I have a segmentation network which looks like this. I preTrain(forward pass has preTrain=True
) it on the on the VOC dataset. But during pretraining only the last layer conv1_1_2
has gradient flowing and the weights getting updated. I have put the network class and gradient flow plot below.
class Network(nn.Module):
def __init__(self, num_classes):
super().__init__()
# pre-trained features
backbone = vgg16(is_caffe=True)
l7 = [('fc7', nn.Conv2d(512, 1, 1))]
l8 = [('fc8', nn.Conv2d(3, 3, 1))]
self.encoder = copy.deepcopy(backbone)
self.conv1_1_1=nn.Sequential(OrderedDict(l7))
self.conv1_1_2=nn.Sequential(OrderedDict(l8))

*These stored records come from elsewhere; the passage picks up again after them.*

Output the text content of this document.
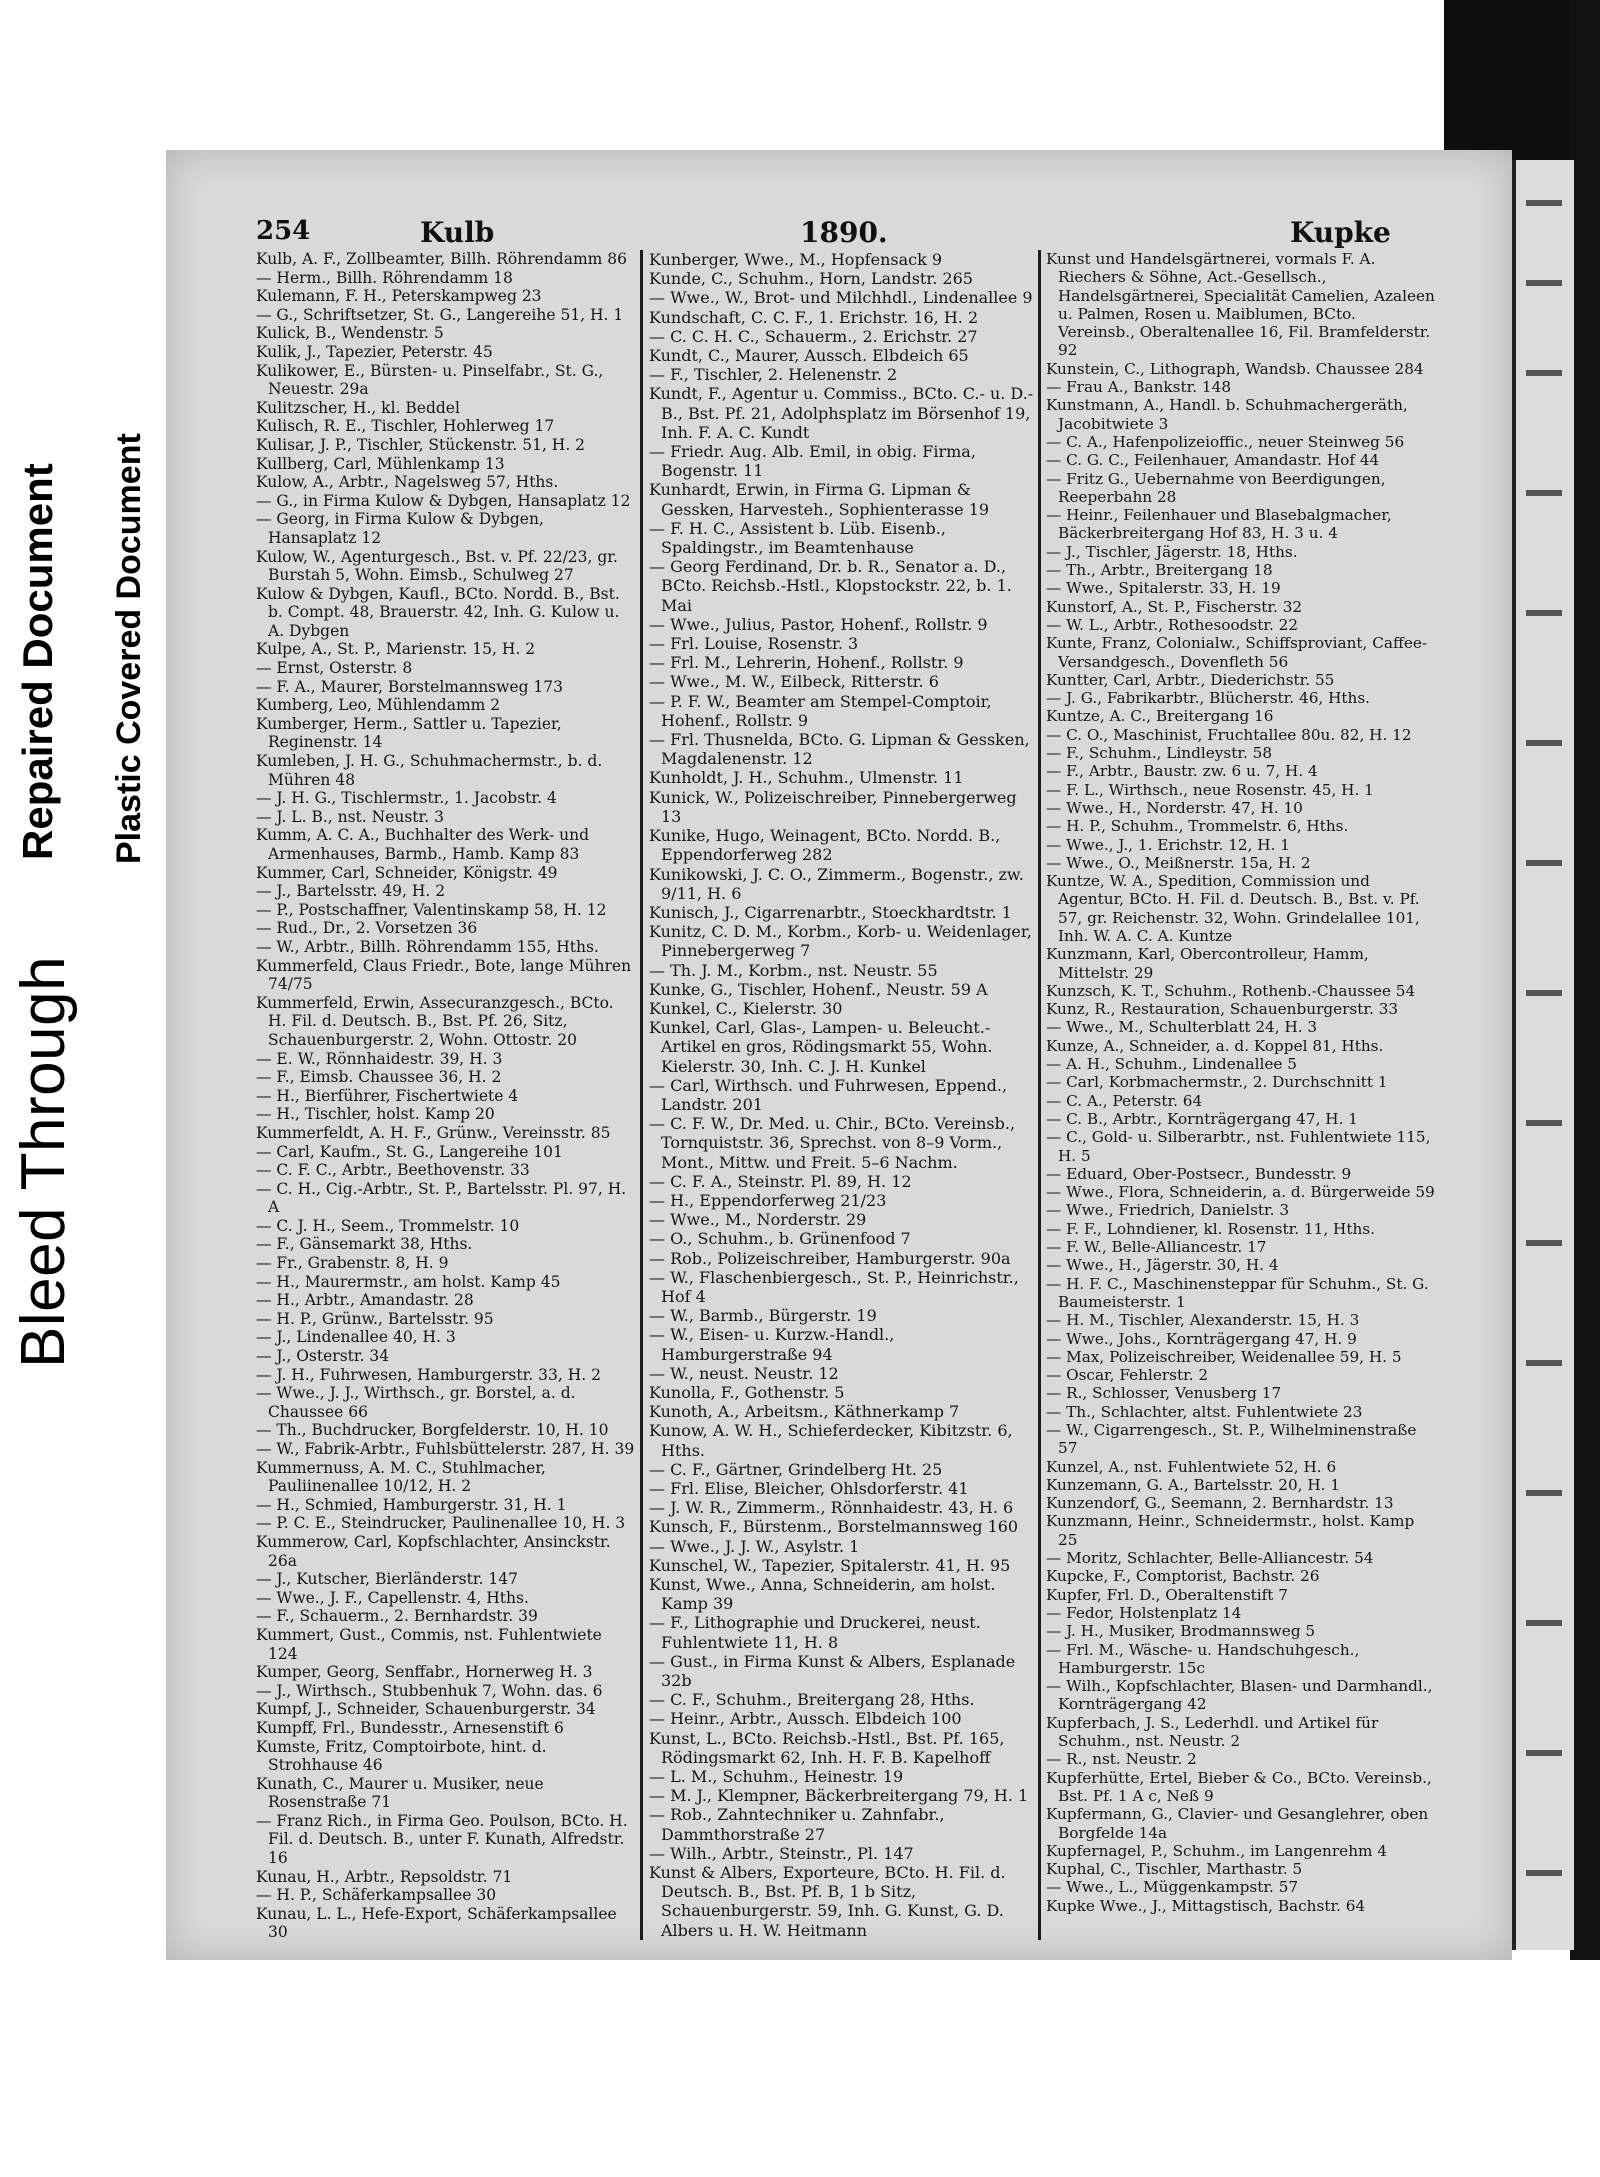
Bleed Through
Repaired Document Plastic Covered Document
254	Kulb	1890.	Kupke

Kulb, A. F., Zollbeamter, Billh. Röhrendamm 86

— Herm., Billh. Röhrendamm 18

Kulemann, F. H., Peterskampweg 23

— G., Schriftsetzer, St. G., Langereihe 51, H. 1

Kulick, B., Wendenstr. 5

Kulik, J., Tapezier, Peterstr. 45

Kulikower, E., Bürsten- u. Pinselfabr., St. G., Neuestr. 29a

Kulitzscher, H., kl. Beddel

Kulisch, R. E., Tischler, Hohlerweg 17

Kulisar, J. P., Tischler, Stückenstr. 51, H. 2

Kullberg, Carl, Mühlenkamp 13

Kulow, A., Arbtr., Nagelsweg 57, Hths.

— G., in Firma Kulow & Dybgen, Hansaplatz 12

— Georg, in Firma Kulow & Dybgen, Hansaplatz 12

Kulow, W., Agenturgesch., Bst. v. Pf. 22/23, gr. Burstah 5, Wohn. Eimsb., Schulweg 27

Kulow & Dybgen, Kaufl., BCto. Nordd. B., Bst. b. Compt. 48, Brauerstr. 42, Inh. G. Kulow u. A. Dybgen

Kulpe, A., St. P., Marienstr. 15, H. 2

— Ernst, Osterstr. 8

— F. A., Maurer, Borstelmannsweg 173

Kumberg, Leo, Mühlendamm 2

Kumberger, Herm., Sattler u. Tapezier, Reginenstr. 14

Kumleben, J. H. G., Schuhmachermstr., b. d. Mühren 48

— J. H. G., Tischlermstr., 1. Jacobstr. 4

— J. L. B., nst. Neustr. 3

Kumm, A. C. A., Buchhalter des Werk- und Armenhauses, Barmb., Hamb. Kamp 83

Kummer, Carl, Schneider, Königstr. 49

— J., Bartelsstr. 49, H. 2

— P., Postschaffner, Valentinskamp 58, H. 12

— Rud., Dr., 2. Vorsetzen 36

— W., Arbtr., Billh. Röhrendamm 155, Hths.

Kummerfeld, Claus Friedr., Bote, lange Mühren 74/75

Kummerfeld, Erwin, Assecuranzgesch., BCto. H. Fil. d. Deutsch. B., Bst. Pf. 26, Sitz, Schauenburgerstr. 2, Wohn. Ottostr. 20

— E. W., Rönnhaidestr. 39, H. 3

— F., Eimsb. Chaussee 36, H. 2

— H., Bierführer, Fischertwiete 4

— H., Tischler, holst. Kamp 20

Kummerfeldt, A. H. F., Grünw., Vereinsstr. 85

— Carl, Kaufm., St. G., Langereihe 101

— C. F. C., Arbtr., Beethovenstr. 33

— C. H., Cig.-Arbtr., St. P., Bartelsstr. Pl. 97, H. A

— C. J. H., Seem., Trommelstr. 10

— F., Gänsemarkt 38, Hths.

— Fr., Grabenstr. 8, H. 9

— H., Maurermstr., am holst. Kamp 45

— H., Arbtr., Amandastr. 28

— H. P., Grünw., Bartelsstr. 95

— J., Lindenallee 40, H. 3

— J., Osterstr. 34

— J. H., Fuhrwesen, Hamburgerstr. 33, H. 2

— Wwe., J. J., Wirthsch., gr. Borstel, a. d. Chaussee 66

— Th., Buchdrucker, Borgfelderstr. 10, H. 10

— W., Fabrik-Arbtr., Fuhlsbüttelerstr. 287, H. 39

Kummernuss, A. M. C., Stuhlmacher, Pauliinenallee 10/12, H. 2

— H., Schmied, Hamburgerstr. 31, H. 1

— P. C. E., Steindrucker, Paulinenallee 10, H. 3

Kummerow, Carl, Kopfschlachter, Ansinckstr. 26a

— J., Kutscher, Bierländerstr. 147

— Wwe., J. F., Capellenstr. 4, Hths.

— F., Schauerm., 2. Bernhardstr. 39

Kummert, Gust., Commis, nst. Fuhlentwiete 124

Kumper, Georg, Senffabr., Hornerweg H. 3

— J., Wirthsch., Stubbenhuk 7, Wohn. das. 6

Kumpf, J., Schneider, Schauenburgerstr. 34

Kumpff, Frl., Bundesstr., Arnesenstift 6

Kumste, Fritz, Comptoirbote, hint. d. Strohhause 46

Kunath, C., Maurer u. Musiker, neue Rosenstraße 71

— Franz Rich., in Firma Geo. Poulson, BCto. H. Fil. d. Deutsch. B., unter F. Kunath, Alfredstr. 16

Kunau, H., Arbtr., Repsoldstr. 71

— H. P., Schäferkampsallee 30

Kunau, L. L., Hefe-Export, Schäferkampsallee 30

Kunberger, Wwe., M., Hopfensack 9

Kunde, C., Schuhm., Horn, Landstr. 265

— Wwe., W., Brot- und Milchhdl., Lindenallee 9

Kundschaft, C. C. F., 1. Erichstr. 16, H. 2

— C. C. H. C., Schauerm., 2. Erichstr. 27

Kundt, C., Maurer, Aussch. Elbdeich 65

— F., Tischler, 2. Helenenstr. 2

Kundt, F., Agentur u. Commiss., BCto. C.- u. D.-B., Bst. Pf. 21, Adolphsplatz im Börsenhof 19, Inh. F. A. C. Kundt

— Friedr. Aug. Alb. Emil, in obig. Firma, Bogenstr. 11

Kunhardt, Erwin, in Firma G. Lipman & Gessken, Harvesteh., Sophienterasse 19

— F. H. C., Assistent b. Lüb. Eisenb., Spaldingstr., im Beamtenhause

— Georg Ferdinand, Dr. b. R., Senator a. D., BCto. Reichsb.-Hstl., Klopstockstr. 22, b. 1. Mai

— Wwe., Julius, Pastor, Hohenf., Rollstr. 9

— Frl. Louise, Rosenstr. 3

— Frl. M., Lehrerin, Hohenf., Rollstr. 9

— Wwe., M. W., Eilbeck, Ritterstr. 6

— P. F. W., Beamter am Stempel-Comptoir, Hohenf., Rollstr. 9

— Frl. Thusnelda, BCto. G. Lipman & Gessken, Magdalenenstr. 12

Kunholdt, J. H., Schuhm., Ulmenstr. 11

Kunick, W., Polizeischreiber, Pinnebergerweg 13

Kunike, Hugo, Weinagent, BCto. Nordd. B., Eppendorferweg 282

Kunikowski, J. C. O., Zimmerm., Bogenstr., zw. 9/11, H. 6

Kunisch, J., Cigarrenarbtr., Stoeckhardtstr. 1

Kunitz, C. D. M., Korbm., Korb- u. Weidenlager, Pinnebergerweg 7

— Th. J. M., Korbm., nst. Neustr. 55

Kunke, G., Tischler, Hohenf., Neustr. 59 A

Kunkel, C., Kielerstr. 30

Kunkel, Carl, Glas-, Lampen- u. Beleucht.-Artikel en gros, Rödingsmarkt 55, Wohn. Kielerstr. 30, Inh. C. J. H. Kunkel

— Carl, Wirthsch. und Fuhrwesen, Eppend., Landstr. 201

— C. F. W., Dr. Med. u. Chir., BCto. Vereinsb., Tornquiststr. 36, Sprechst. von 8–9 Vorm., Mont., Mittw. und Freit. 5–6 Nachm.

— C. F. A., Steinstr. Pl. 89, H. 12

— H., Eppendorferweg 21/23

— Wwe., M., Norderstr. 29

— O., Schuhm., b. Grünenfood 7

— Rob., Polizeischreiber, Hamburgerstr. 90a

— W., Flaschenbiergesch., St. P., Heinrichstr., Hof 4

— W., Barmb., Bürgerstr. 19

— W., Eisen- u. Kurzw.-Handl., Hamburgerstraße 94

— W., neust. Neustr. 12

Kunolla, F., Gothenstr. 5

Kunoth, A., Arbeitsm., Käthnerkamp 7

Kunow, A. W. H., Schieferdecker, Kibitzstr. 6, Hths.

— C. F., Gärtner, Grindelberg Ht. 25

— Frl. Elise, Bleicher, Ohlsdorferstr. 41

— J. W. R., Zimmerm., Rönnhaidestr. 43, H. 6

Kunsch, F., Bürstenm., Borstelmannsweg 160

— Wwe., J. J. W., Asylstr. 1

Kunschel, W., Tapezier, Spitalerstr. 41, H. 95

Kunst, Wwe., Anna, Schneiderin, am holst. Kamp 39

— F., Lithographie und Druckerei, neust. Fuhlentwiete 11, H. 8

— Gust., in Firma Kunst & Albers, Esplanade 32b

— C. F., Schuhm., Breitergang 28, Hths.

— Heinr., Arbtr., Aussch. Elbdeich 100

Kunst, L., BCto. Reichsb.-Hstl., Bst. Pf. 165, Rödingsmarkt 62, Inh. H. F. B. Kapelhoff

— L. M., Schuhm., Heinestr. 19

— M. J., Klempner, Bäckerbreitergang 79, H. 1

— Rob., Zahntechniker u. Zahnfabr., Dammthorstraße 27

— Wilh., Arbtr., Steinstr., Pl. 147

Kunst & Albers, Exporteure, BCto. H. Fil. d. Deutsch. B., Bst. Pf. B, 1 b Sitz, Schauenburgerstr. 59, Inh. G. Kunst, G. D. Albers u. H. W. Heitmann

Kunst und Handelsgärtnerei, vormals F. A. Riechers & Söhne, Act.-Gesellsch., Handelsgärtnerei, Specialität Camelien, Azaleen u. Palmen, Rosen u. Maiblumen, BCto. Vereinsb., Oberaltenallee 16, Fil. Bramfelderstr. 92

Kunstein, C., Lithograph, Wandsb. Chaussee 284

— Frau A., Bankstr. 148

Kunstmann, A., Handl. b. Schuhmachergeräth, Jacobitwiete 3

— C. A., Hafenpolizeioffic., neuer Steinweg 56

— C. G. C., Feilenhauer, Amandastr. Hof 44

— Fritz G., Uebernahme von Beerdigungen, Reeperbahn 28

— Heinr., Feilenhauer und Blasebalgmacher, Bäckerbreitergang Hof 83, H. 3 u. 4

— J., Tischler, Jägerstr. 18, Hths.

— Th., Arbtr., Breitergang 18

— Wwe., Spitalerstr. 33, H. 19

Kunstorf, A., St. P., Fischerstr. 32

— W. L., Arbtr., Rothesoodstr. 22

Kunte, Franz, Colonialw., Schiffsproviant, Caffee-Versandgesch., Dovenfleth 56

Kuntter, Carl, Arbtr., Diederichstr. 55

— J. G., Fabrikarbtr., Blücherstr. 46, Hths.

Kuntze, A. C., Breitergang 16

— C. O., Maschinist, Fruchtallee 80u. 82, H. 12

— F., Schuhm., Lindleystr. 58

— F., Arbtr., Baustr. zw. 6 u. 7, H. 4

— F. L., Wirthsch., neue Rosenstr. 45, H. 1

— Wwe., H., Norderstr. 47, H. 10

— H. P., Schuhm., Trommelstr. 6, Hths.

— Wwe., J., 1. Erichstr. 12, H. 1

— Wwe., O., Meißnerstr. 15a, H. 2

Kuntze, W. A., Spedition, Commission und Agentur, BCto. H. Fil. d. Deutsch. B., Bst. v. Pf. 57, gr. Reichenstr. 32, Wohn. Grindelallee 101, Inh. W. A. C. A. Kuntze

Kunzmann, Karl, Obercontrolleur, Hamm, Mittelstr. 29

Kunzsch, K. T., Schuhm., Rothenb.-Chaussee 54

Kunz, R., Restauration, Schauenburgerstr. 33

— Wwe., M., Schulterblatt 24, H. 3

Kunze, A., Schneider, a. d. Koppel 81, Hths.

— A. H., Schuhm., Lindenallee 5

— Carl, Korbmachermstr., 2. Durchschnitt 1

— C. A., Peterstr. 64

— C. B., Arbtr., Kornträgergang 47, H. 1

— C., Gold- u. Silberarbtr., nst. Fuhlentwiete 115, H. 5

— Eduard, Ober-Postsecr., Bundesstr. 9

— Wwe., Flora, Schneiderin, a. d. Bürgerweide 59

— Wwe., Friedrich, Danielstr. 3

— F. F., Lohndiener, kl. Rosenstr. 11, Hths.

— F. W., Belle-Alliancestr. 17

— Wwe., H., Jägerstr. 30, H. 4

— H. F. C., Maschinensteppar für Schuhm., St. G. Baumeisterstr. 1

— H. M., Tischler, Alexanderstr. 15, H. 3

— Wwe., Johs., Kornträgergang 47, H. 9

— Max, Polizeischreiber, Weidenallee 59, H. 5

— Oscar, Fehlerstr. 2

— R., Schlosser, Venusberg 17

— Th., Schlachter, altst. Fuhlentwiete 23

— W., Cigarrengesch., St. P., Wilhelminenstraße 57

Kunzel, A., nst. Fuhlentwiete 52, H. 6

Kunzemann, G. A., Bartelsstr. 20, H. 1

Kunzendorf, G., Seemann, 2. Bernhardstr. 13

Kunzmann, Heinr., Schneidermstr., holst. Kamp 25

— Moritz, Schlachter, Belle-Alliancestr. 54

Kupcke, F., Comptorist, Bachstr. 26

Kupfer, Frl. D., Oberaltenstift 7

— Fedor, Holstenplatz 14

— J. H., Musiker, Brodmannsweg 5

— Frl. M., Wäsche- u. Handschuhgesch., Hamburgerstr. 15c

— Wilh., Kopfschlachter, Blasen- und Darmhandl., Kornträgergang 42

Kupferbach, J. S., Lederhdl. und Artikel für Schuhm., nst. Neustr. 2

— R., nst. Neustr. 2

Kupferhütte, Ertel, Bieber & Co., BCto. Vereinsb., Bst. Pf. 1 A c, Neß 9

Kupfermann, G., Clavier- und Gesanglehrer, oben Borgfelde 14a

Kupfernagel, P., Schuhm., im Langenrehm 4

Kuphal, C., Tischler, Marthastr. 5

— Wwe., L., Müggenkampstr. 57

Kupke Wwe., J., Mittagstisch, Bachstr. 64
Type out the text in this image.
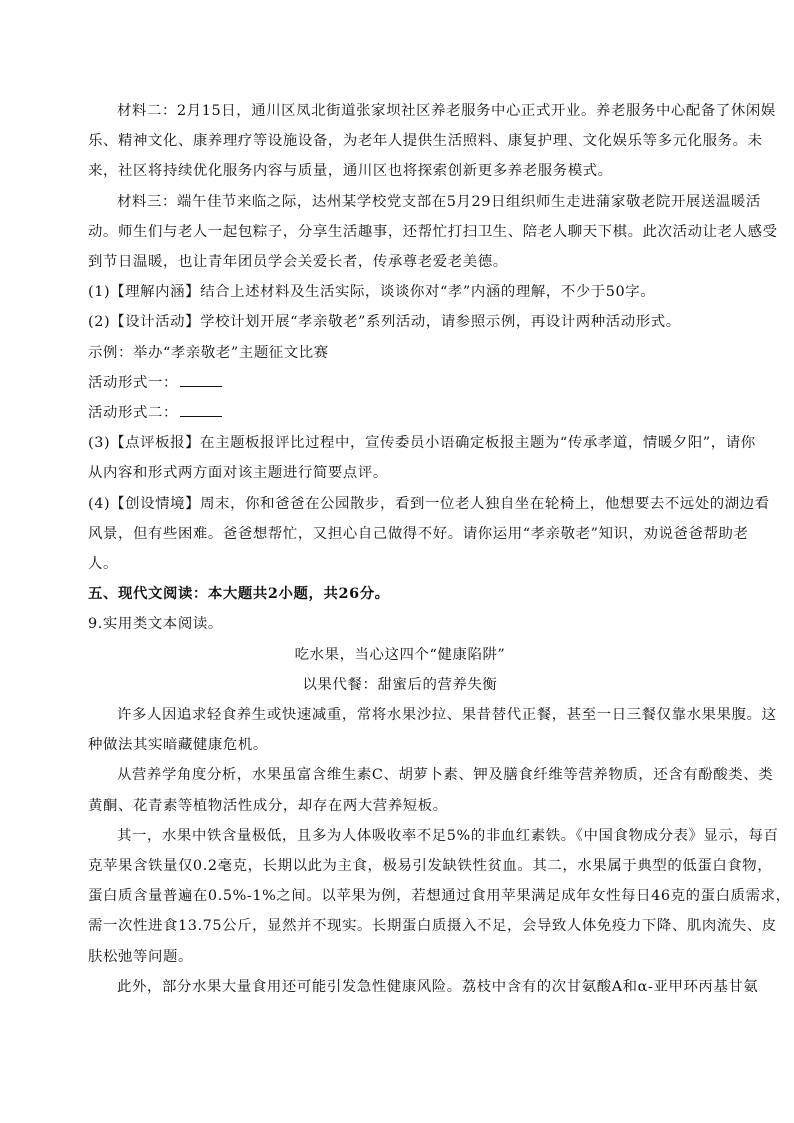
材料二：2月15日，通川区凤北街道张家坝社区养老服务中心正式开业。养老服务中心配备了休闲娱

乐、精神文化、康养理疗等设施设备，为老年人提供生活照料、康复护理、文化娱乐等多元化服务。未

来，社区将持续优化服务内容与质量，通川区也将探索创新更多养老服务模式。

材料三：端午佳节来临之际，达州某学校党支部在5月29日组织师生走进蒲家敬老院开展送温暖活

动。师生们与老人一起包粽子，分享生活趣事，还帮忙打扫卫生、陪老人聊天下棋。此次活动让老人感受

到节日温暖，也让青年团员学会关爱长者，传承尊老爱老美德。

(1)【理解内涵】结合上述材料及生活实际，谈谈你对“孝”内涵的理解，不少于50字。

(2)【设计活动】学校计划开展“孝亲敬老”系列活动，请参照示例，再设计两种活动形式。

示例：举办“孝亲敬老”主题征文比赛

活动形式一：

活动形式二：

(3)【点评板报】在主题板报评比过程中，宣传委员小语确定板报主题为“传承孝道，情暖夕阳”，请你

从内容和形式两方面对该主题进行简要点评。

(4)【创设情境】周末，你和爸爸在公园散步，看到一位老人独自坐在轮椅上，他想要去不远处的湖边看

风景，但有些困难。爸爸想帮忙，又担心自己做得不好。请你运用“孝亲敬老”知识，劝说爸爸帮助老

人。

五、现代文阅读：本大题共2小题，共26分。

9.实用类文本阅读。

吃水果，当心这四个“健康陷阱”

以果代餐：甜蜜后的营养失衡

许多人因追求轻食养生或快速减重，常将水果沙拉、果昔替代正餐，甚至一日三餐仅靠水果果腹。这

种做法其实暗藏健康危机。

从营养学角度分析，水果虽富含维生素C、胡萝卜素、钾及膳食纤维等营养物质，还含有酚酸类、类

黄酮、花青素等植物活性成分，却存在两大营养短板。

其一，水果中铁含量极低，且多为人体吸收率不足5%的非血红素铁。《中国食物成分表》显示，每百

克苹果含铁量仅0.2毫克，长期以此为主食，极易引发缺铁性贫血。其二，水果属于典型的低蛋白食物，

蛋白质含量普遍在0.5%-1%之间。以苹果为例，若想通过食用苹果满足成年女性每日46克的蛋白质需求，

需一次性进食13.75公斤，显然并不现实。长期蛋白质摄入不足，会导致人体免疫力下降、肌肉流失、皮

肤松弛等问题。

此外，部分水果大量食用还可能引发急性健康风险。荔枝中含有的次甘氨酸A和α-亚甲环丙基甘氨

def forward(self, x, weights,preTrain=True):
x = self.encoder(x)
x=x/x.max()
if preTrain==False:
# weights come another network branch only in main training
suppQueryFusion = [torch.add(x,weight.repeat(1, 1, x.size(2), x.size(3))) for weight in weights]
else:
suppQueryFusion = [x for weight in weights]
weightedFeats = [self.conv1_1_1(feat) for feat in suppQueryFusion]
concatedFeats = torch.cat( weightedFeats,dim=1)
normClassFeats=F.normalize(concatedFeats,p=2,dim=1)
Fusion=self.conv1_1_2(normClassFeats)
x=self.conv1_1_2(Fusion)
return x
The method for getting the plot can be seen [Check gradient flow in network - #7 by RoshanRane].
Could someone guide me why the gradient flow is zero and how I could overcome it?